You might take some time to adjust the shape of the path and the properties of the particle system, if necessary.
After all the effort of getting the particle system working, the next segment of the animation is another easy keyframe animation. After the magic, Frosty awakens. He looks up, then looks left and right, then faces forward again, and smiles. Except for the smile, you can implement this by animating the rotation of Frosty's head. (The hat and the pieces of coal that make up Frosty's face are parented to the head, so they move along with it.) You only need rotation keyframes. It's good to put a brief pause between each motion. For example, after you rotate Frosty's head to make him look up, you should have several frames where the rotation doesn't change.
After the head motion, you can make Frosty smile by animating the pieces of coal that make up his mouth. In this case, you are only animating the location of the pieces. You need a starting keyframe and an ending keyframe for each piece. Note that if you just move a piece of coal up, it will also move deeper into Frosty's head, so you will have to move it forward as well. It will probably be easiest to set up this part of the animation if you select the head and the pieces of coal and hit Numpad-/" to zoom in on just those objects.
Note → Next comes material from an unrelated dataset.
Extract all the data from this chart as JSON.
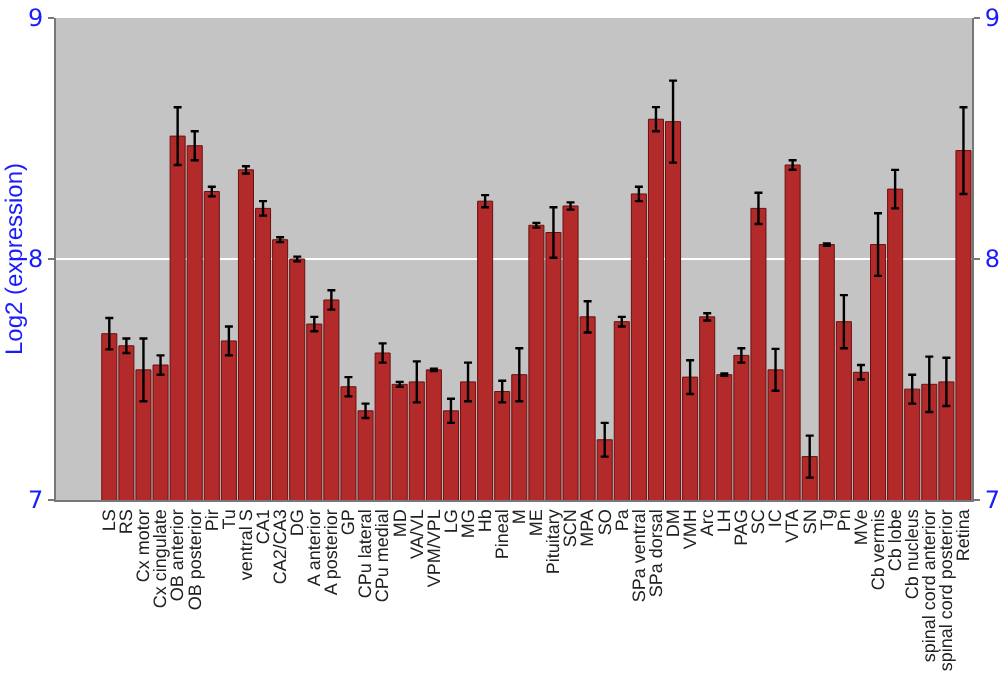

After implementing the animation that I designed, you should add at least one other animated feature to the scene. For example: Make it snow (by putting a mesh plane above the scene and using using a particle system on the plane to create the snow). Make Frosty wave goodbye (but this is probably too simple to be your only extra animation). Have Frosty turn away and move off into the distance looking for adventure (all parts of Frosty are parented, directly or indirectly, to the bottom sphere, so you just have to animate that sphere). Make some trees or flowers pop up through the ground at the end. Add a scrolling title at the end that says Merry Christmas. Or maybe Frosty's eyes and the spotlight turn red, he grows fangs, and it says Happy Halloween!
Before rendering the final animation, set the "End" frame in the animation controls to be the last frame number for your animation. When you render an animation, the animation will include just the frame numbers between the Start and the End frames. And don't forget to set the output format! You can stop the rendering, if necessary, by hitting the ESCape key. The full animation will take some time to render.